1 x 11 seems to be all the rage these days, and Pete’s just opened up what appears to be just the cassette for it.
Shimano were late to the party with their 1 x 11 offerings but by the looks of this dinner plate sized cassette in their XT guise may have well caught up.
Pete will be flying in the face of his own preference to run the same gears and making his legs stronger with this massive 46t top ring. Will he be convinced otherwise or stick to tuning up the pins? Only time will tell.
Shimano’s XT offerings have long been the staple for high performance, reliable shifting for anyone not on one of the raptor-based SRAM setups. This XT M8000 cassette brings with it a hefty range with a weight that, while not ground-breaking, certainly isn’t going to sink any battleships.
This cassette goes head to head with the XO1 Eagle cassette from direct competitors, SRAM. While the SRAM cogs weight in less for a greater range (354g, 10-50t for SRAM and 434g, 11-42t), you and your wallet will wince if you need to replace the non-Japanese variant. At £99.99, the XT beast is far from a wallet killer and comes in at just under a third of the price of the SRAM equivalent (£302 for the 11-50t).

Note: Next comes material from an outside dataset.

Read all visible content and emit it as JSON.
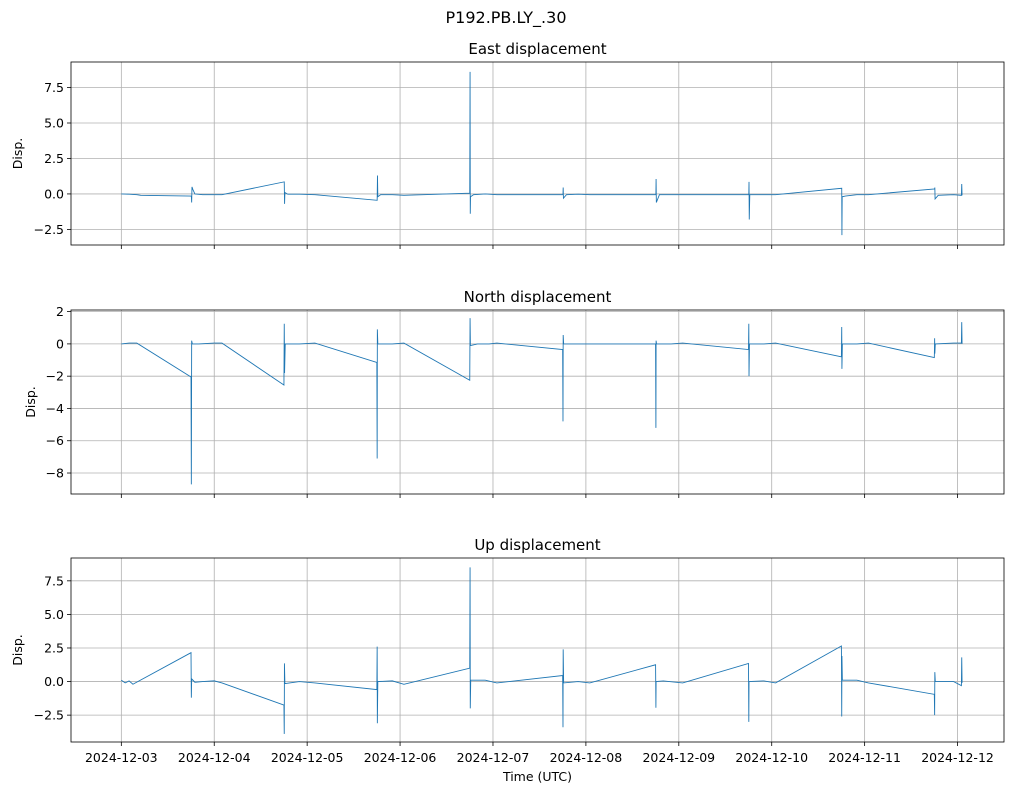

The upper six cogs are all mated to two alloy cog carriers that should see your freehub body without the gouges you’re used to from cheaper steel carriers. Only the lower 4 see steel meeting alloy. Chrome plating is designed to see off the worst of the British winter without rusting solid while the Hyperglide teeth keep your gears shifting crisp as well.
Should you not want a monumental outer ring, smaller cogs are available. 11-40 and 11-42 11-speed XT cassettes should do much the same job. Only the smaller has different ratios rather than just having a smaller outer cog.
Pete’s looking forward to seeing if Shimano XT continues to be the benchmark and whether cadence is better than raw power.